What of the new Constitutional Convention that was promised by Douglas Alexander? Presumably this has been cancelled in order to press some minimal devo bill through a reluctant Westminster before May, because there is no way such an institution could be convened and deliberate in so short a time. And if such a convention were to meet, it would assuredly demand more than Labour's package, probably more than all three combined. Yet there is already growing opposition to this minimal package, which includes those senior MPs who told the London Evening Standard yesterday that they "will keep silent for the sake of the pro-Union campaign until Thursday".
Appended to this week's vow was an apparent promise that the Barnett Formula will be retained in such a manner that Scottish public spending cannot be reduced as a consequence of any changes made to tax-varying powers. If this is the case, and it appeared to be what Douglas Alexander was offering yesterday on BBC's World at One, then it is hard to see it being endorsed by Westminster MPs. Too many MPs, Labour and Conservative, believe (incorrectly) that the Scots have been getting an unfair share of public spending. They have been waiting for a No vote to cut Barnett back and to reduce Scottish representation in Westminster. According to a poll in City AM, half of English voters expect Scottish spending to be cut after a No vote.
I don't know where this is all going. But it seems to me the simplest course of action now would be to say to Scotland: we get it. Have the economic powers of a state like Quebec or Oregon, or even Denmark or Norway. We're not going to hold you back. When you've had a think about it, let's talk about how we can continue to co-operate on this little island of ours.

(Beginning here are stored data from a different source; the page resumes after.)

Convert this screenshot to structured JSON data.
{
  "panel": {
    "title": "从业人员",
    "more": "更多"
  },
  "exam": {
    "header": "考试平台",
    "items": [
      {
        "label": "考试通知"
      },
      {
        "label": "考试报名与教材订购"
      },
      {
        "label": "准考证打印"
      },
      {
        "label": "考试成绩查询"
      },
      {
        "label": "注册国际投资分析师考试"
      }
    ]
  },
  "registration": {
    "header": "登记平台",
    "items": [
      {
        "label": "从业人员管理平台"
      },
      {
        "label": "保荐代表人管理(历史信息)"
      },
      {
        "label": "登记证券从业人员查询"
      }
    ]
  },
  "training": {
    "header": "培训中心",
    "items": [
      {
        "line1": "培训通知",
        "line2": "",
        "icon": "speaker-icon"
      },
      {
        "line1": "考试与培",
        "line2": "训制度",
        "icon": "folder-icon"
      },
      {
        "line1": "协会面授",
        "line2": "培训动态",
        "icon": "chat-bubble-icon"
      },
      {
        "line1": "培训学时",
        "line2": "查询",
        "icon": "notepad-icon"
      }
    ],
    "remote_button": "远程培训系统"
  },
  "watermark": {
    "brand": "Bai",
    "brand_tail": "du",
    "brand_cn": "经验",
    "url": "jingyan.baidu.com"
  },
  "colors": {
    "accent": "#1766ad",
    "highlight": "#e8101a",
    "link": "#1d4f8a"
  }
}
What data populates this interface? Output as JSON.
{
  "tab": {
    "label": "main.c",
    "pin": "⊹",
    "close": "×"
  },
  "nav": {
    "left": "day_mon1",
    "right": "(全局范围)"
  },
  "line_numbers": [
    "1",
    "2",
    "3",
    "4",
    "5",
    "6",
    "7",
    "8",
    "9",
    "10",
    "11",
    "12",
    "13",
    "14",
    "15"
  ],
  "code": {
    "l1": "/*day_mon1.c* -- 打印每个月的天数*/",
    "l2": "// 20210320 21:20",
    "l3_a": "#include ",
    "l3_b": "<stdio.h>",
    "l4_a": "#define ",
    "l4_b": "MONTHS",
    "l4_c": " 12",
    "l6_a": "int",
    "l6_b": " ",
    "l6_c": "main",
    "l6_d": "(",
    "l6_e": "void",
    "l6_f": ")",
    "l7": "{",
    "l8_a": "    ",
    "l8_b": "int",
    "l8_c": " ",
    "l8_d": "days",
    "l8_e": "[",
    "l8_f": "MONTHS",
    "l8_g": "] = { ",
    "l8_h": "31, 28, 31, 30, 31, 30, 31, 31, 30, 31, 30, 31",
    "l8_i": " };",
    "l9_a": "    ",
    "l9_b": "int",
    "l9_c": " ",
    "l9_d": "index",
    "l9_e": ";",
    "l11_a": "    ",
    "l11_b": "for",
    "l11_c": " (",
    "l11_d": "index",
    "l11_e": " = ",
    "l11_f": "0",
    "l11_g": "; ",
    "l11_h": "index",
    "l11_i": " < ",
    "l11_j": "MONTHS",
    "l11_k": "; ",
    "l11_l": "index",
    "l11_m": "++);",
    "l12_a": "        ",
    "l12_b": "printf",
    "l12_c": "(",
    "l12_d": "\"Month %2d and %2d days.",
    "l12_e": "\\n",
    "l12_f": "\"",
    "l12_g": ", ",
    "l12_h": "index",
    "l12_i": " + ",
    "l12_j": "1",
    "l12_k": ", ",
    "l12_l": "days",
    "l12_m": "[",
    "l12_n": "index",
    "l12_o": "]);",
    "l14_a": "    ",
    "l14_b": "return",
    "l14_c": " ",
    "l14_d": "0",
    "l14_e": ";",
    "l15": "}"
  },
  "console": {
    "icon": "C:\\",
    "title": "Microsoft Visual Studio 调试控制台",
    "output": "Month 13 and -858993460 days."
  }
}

We'll set aside the tough talk and try to work together on shared defence, foreign affairs, trade currency and all the issues that we face together. But we will do this as equals, not de haut en bas, not big-to-small, not on the basis of threats.
This is how the future could be. Unfortunately that is not what is on offer. I hope if the vote is No today that the Unionists might have been given such a shock that they realise the UK constitution has to be radically reformed, root and branch, in a federal direction. But I fear the in-built small-c conservatism of Westminster means that it will never happen.
After a No vote, we will see a return to politics as usual as Westminster becomes preoccupied with the next UK General Election and then the proposed referendum on British membership of the EU. In a parliament of 650, Scottish interests are always going to be marginalised.
And the UK media which has suddenly become so interested in constitutional reform? After the tent cities and media hangouts pack up and go, they will forget all about it. Scotland will lapse back into what it has always been for many of them: a tartan theme park with bad weather and some truculent employees.